At times life can seem hard. We feel like we are all alone or must do things all by ourselves. Can you relate to any of these situations?
– You have had a rough day at work. When you come home you just want to relax. However, dinner still needs to be made. The kids still have homework and your partner is busy helping them.
– You asked your partner to put away the basket of laundry in the corner of the bedroom. You have been working extra hours this week and it seems like such a simple request. Three days later, the laundry basket is still in the corner.

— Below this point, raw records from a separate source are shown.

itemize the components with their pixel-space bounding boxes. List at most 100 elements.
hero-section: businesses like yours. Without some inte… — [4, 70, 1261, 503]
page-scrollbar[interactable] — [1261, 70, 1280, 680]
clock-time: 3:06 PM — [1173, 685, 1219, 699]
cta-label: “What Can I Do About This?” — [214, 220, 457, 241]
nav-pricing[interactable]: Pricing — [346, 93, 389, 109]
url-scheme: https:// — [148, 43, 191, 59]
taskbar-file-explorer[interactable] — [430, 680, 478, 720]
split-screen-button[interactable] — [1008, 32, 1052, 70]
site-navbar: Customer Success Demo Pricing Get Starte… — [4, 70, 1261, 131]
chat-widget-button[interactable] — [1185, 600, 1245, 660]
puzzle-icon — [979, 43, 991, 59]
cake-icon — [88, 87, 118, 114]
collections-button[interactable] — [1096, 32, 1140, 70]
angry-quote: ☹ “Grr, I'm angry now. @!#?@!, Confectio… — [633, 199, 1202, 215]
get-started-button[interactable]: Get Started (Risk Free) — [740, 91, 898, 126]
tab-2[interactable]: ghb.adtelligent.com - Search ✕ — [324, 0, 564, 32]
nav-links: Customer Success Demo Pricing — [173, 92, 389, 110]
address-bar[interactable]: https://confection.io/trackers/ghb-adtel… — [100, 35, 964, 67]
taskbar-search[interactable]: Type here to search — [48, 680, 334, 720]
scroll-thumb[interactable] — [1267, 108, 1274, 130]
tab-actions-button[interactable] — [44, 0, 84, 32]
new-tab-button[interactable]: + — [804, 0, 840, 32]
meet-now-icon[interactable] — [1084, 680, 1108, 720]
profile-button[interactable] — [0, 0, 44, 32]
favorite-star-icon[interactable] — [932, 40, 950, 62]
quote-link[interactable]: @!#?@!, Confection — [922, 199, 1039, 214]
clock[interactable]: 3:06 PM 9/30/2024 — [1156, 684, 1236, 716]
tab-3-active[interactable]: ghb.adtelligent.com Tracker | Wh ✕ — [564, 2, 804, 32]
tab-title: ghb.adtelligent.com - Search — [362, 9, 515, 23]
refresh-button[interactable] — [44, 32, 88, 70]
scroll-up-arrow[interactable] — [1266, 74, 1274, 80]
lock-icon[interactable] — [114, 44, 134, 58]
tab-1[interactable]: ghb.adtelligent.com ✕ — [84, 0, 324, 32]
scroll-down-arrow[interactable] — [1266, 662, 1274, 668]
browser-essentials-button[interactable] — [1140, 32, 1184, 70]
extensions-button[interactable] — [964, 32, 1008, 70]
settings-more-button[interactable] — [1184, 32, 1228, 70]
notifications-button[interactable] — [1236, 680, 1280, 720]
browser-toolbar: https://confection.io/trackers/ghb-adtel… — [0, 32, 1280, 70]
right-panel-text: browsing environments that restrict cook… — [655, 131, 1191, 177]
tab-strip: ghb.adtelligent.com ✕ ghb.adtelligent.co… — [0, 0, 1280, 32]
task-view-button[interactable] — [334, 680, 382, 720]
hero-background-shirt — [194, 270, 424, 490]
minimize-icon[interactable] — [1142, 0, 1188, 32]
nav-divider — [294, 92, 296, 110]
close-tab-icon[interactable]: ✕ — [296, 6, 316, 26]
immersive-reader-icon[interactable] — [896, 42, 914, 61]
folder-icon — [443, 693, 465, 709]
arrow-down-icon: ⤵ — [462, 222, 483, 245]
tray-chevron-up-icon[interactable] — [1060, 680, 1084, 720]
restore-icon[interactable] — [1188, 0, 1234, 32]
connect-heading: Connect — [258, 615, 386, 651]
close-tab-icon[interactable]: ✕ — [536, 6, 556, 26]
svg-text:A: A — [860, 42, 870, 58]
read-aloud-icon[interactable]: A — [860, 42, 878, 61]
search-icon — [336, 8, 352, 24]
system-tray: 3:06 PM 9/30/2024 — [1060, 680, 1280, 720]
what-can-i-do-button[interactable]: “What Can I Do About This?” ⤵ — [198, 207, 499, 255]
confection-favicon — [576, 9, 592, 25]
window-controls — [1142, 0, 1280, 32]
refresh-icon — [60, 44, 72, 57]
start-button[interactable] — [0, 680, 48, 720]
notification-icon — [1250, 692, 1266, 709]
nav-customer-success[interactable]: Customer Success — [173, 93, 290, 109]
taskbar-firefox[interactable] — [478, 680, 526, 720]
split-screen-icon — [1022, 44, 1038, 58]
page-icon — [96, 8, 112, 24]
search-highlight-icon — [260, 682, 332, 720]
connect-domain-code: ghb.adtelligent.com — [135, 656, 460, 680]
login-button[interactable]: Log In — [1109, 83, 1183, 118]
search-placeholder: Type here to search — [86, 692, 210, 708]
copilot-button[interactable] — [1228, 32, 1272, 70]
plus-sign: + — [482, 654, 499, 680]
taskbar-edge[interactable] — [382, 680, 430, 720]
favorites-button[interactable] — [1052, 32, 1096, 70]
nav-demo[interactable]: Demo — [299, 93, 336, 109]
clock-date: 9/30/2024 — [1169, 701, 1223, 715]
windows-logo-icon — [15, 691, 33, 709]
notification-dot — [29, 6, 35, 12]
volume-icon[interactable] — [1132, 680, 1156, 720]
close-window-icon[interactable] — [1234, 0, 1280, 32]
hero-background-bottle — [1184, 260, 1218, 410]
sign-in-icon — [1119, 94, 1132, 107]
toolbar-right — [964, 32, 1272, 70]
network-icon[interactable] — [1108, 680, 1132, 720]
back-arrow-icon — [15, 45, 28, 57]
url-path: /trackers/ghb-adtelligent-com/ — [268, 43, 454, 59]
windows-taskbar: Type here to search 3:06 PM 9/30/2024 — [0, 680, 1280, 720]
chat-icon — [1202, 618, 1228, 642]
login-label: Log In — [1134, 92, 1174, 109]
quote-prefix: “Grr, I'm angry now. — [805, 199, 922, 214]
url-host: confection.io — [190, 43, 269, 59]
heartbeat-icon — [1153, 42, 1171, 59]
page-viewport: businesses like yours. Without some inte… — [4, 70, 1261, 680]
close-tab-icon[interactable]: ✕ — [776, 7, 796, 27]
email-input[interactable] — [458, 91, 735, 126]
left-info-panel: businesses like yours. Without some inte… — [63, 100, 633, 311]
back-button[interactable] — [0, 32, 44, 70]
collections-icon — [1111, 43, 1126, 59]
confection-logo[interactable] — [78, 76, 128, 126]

– You recently lost someone close to you. Their death was unexpected and your emotions over the loss are hitting you harder than you ever expected. Everyone around you seems happy and you really don’t want to hear about the good things happening in their lives
In each of these situations, our nature is to pull away. We get mad at our partner for not putting away the laundry. The last thing on our mind is talking to them since we are mad. Or we are both busy with things going on around the house and it seems there is no time to come together. Our partner is helping the kids while we are busy making dinner. As we grieve our losses, we want to withdraw into our grief. But instead of trying to do things on our own, we
should lean in. Even while both you and your partner are busy taking care of the household chores, you can still lean in. Take a minute to rest your head on your partner’s shoulder. These few minutes of leaning in will be a reminder that you are in this thing together. It’s a small reminder that you are connected and don’t have to do things on your own.
We can lean in to our partner even though we are angry. Most likely, they were not trying to be malicious in not putting the laundry away. Maybe they don’t understand how important putting it away really is to us. They may have gotten busy taking care of other things and forgotten. Maybe the issue with getting it put away is related to a trigger from our past that they don’t have. Lean in any way. You are still partners even when things don’t go perfectly.
Instead of pulling away to face your grief alone, lean into your family and friends. Allow them to support you. Allow them to remind you that you are not alone. Allow them to remind you that everyone grieves differently. Your grief may never go away but it may get easier with time. Lean into those that want to be there for you. Lean into your emotions. When you react to a situation, take a few minutes to lean into that feeling. Take time to figure out why you are responding the way you are. Expecting a phone call from a friend that never comes and you get upset. Lean into your feelings and try to figure
out why it upset you so much.
Leaning in may not seem easy or come naturally. When we lean in, it makes us feel like we are vulnerable. We have to let our guard down and depend on someone else. We are also present in the moment when we lean in to others. When we lean in, we also have to trust ourselves. We have to know how we are feeling. We have to know that we need others and be open to letting them in. Lean in.